May 21, 2026
Prompt and Circumstance
The famous O3 "GeoGuessr" prompt did not work
That ‘magic’ photo-location trick may have been hype all along, and commenters are not letting it slide
TLDR: A test found the famous long prompt for guessing where photos were taken didn’t beat a basic prompt, suggesting the “magic” may have been overhyped. Commenters split between mocking flimsy AI hype, questioning the benchmark, and floating a conspiracy that the skill was intentionally weakened.
The big reveal? The famous super-long prompt that supposedly turned OpenAI’s o3 into a photo-location wizard seems to have not actually helped much at all. After testing 200 images, the author found the plain, simple prompt often did slightly better than the fancy “GeoGuessr” script people were passing around like secret sauce. In other words: the model was already good, and the internet may have mistaken that for prompt genius. Ouch.

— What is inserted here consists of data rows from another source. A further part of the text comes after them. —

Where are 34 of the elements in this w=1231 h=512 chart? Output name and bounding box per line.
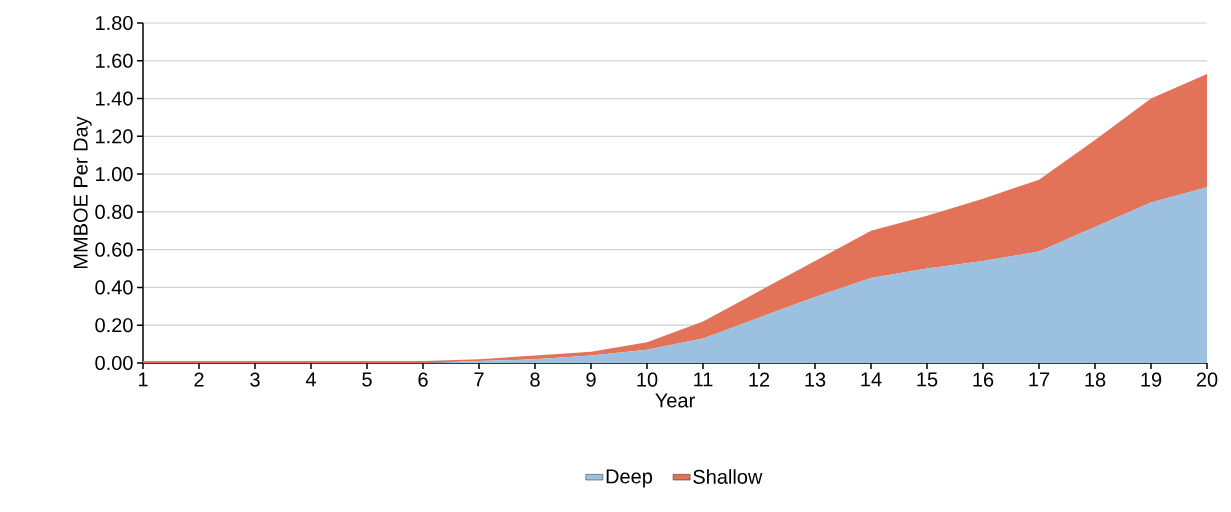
x-tick-label: 9 [586, 372, 596, 387]
x-tick-label: 18 [1085, 372, 1106, 387]
x-tick-label: 10 [637, 372, 658, 387]
legend-label: Shallow [693, 469, 763, 484]
y-tick-label: 1.40 [96, 91, 133, 106]
legend-label: Deep [606, 469, 653, 488]
y-tick-label: 0.40 [95, 280, 133, 295]
x-tick-label: 14 [861, 372, 882, 387]
x-tick-label: 20 [1196, 372, 1218, 387]
x-tick-label: 6 [418, 372, 428, 387]
y-tick-label: 1.60 [96, 53, 133, 68]
x-tick-label: 16 [973, 372, 994, 387]
x-tick-label: 1 [138, 372, 148, 387]
x-tick-label: 2 [194, 372, 204, 387]
x-tick-label: 15 [917, 372, 938, 387]
y-tick-label: 0.00 [95, 355, 133, 371]
y-tick-label: 1.80 [96, 15, 133, 31]
x-tick-label: 13 [805, 372, 826, 387]
x-tick-label: 8 [530, 372, 540, 387]
x-tick-label: 3 [250, 372, 260, 387]
y-tick-label: 1.00 [96, 167, 133, 182]
y-tick-label: 1.20 [96, 129, 133, 144]
y-tick-label: 0.60 [95, 242, 133, 257]
x-tick-label: 19 [1141, 372, 1162, 387]
x-axis-title: Year [655, 393, 695, 408]
y-axis-title: MMBOE Per Day [73, 116, 92, 269]
x-tick-label: 7 [474, 372, 484, 387]
x-tick-label: 12 [749, 372, 770, 387]
x-tick-label: 4 [305, 372, 316, 387]
x-tick-label: 5 [362, 372, 372, 387]
x-tick-label: 11 [694, 372, 713, 387]
x-tick-label: 17 [1029, 372, 1050, 387]
y-tick-label: 0.80 [95, 204, 133, 219]
y-tick-label: 0.20 [95, 318, 133, 333]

That set off exactly the kind of comment-section fireworks you’d expect. One camp basically yelled, “called it!” and treated this as another lesson in how easy it is to get dazzled by AI and start giving credit to the wrong thing. A particularly sharp jab came from users saying the real reason nobody checked sooner is that bold AI claims are simply more retweetable than boring verification. Another crowd was immediately suspicious of the test itself, asking whether image metadata was stripped and whether using public images from places like Wikipedia meant the model might already have seen them. And then came the spiciest theory of all: maybe newer models seem worse at geolocation because the ability was deliberately nerfed.
The vibe was part skepticism, part detective drama, part “lol prompt engineering strikes again.” The running joke? AI will happily tell you your prompt tweak was brilliant — just like a very flattering friend who absolutely should not be grading its own homework.
Key Points
- •The article revisits claims that OpenAI’s o3 model had exceptional photo geolocation ability and that a long custom prompt helped unlock it.
- •The author created a 200-image benchmark using images from Wikimedia Commons, Geograph Britain and Ireland, and iNaturalist.
- •o3 was tested twice on the same benchmark: once with a basic prompt and once with the long “GeoGuessr” prompt.
- •The reported results showed the default prompt performed better on average and produced guesses closer to the true locations.
- •The article argues that prompt effectiveness should be measured with benchmarks because anecdotal testing can overstate the value of prompt engineering.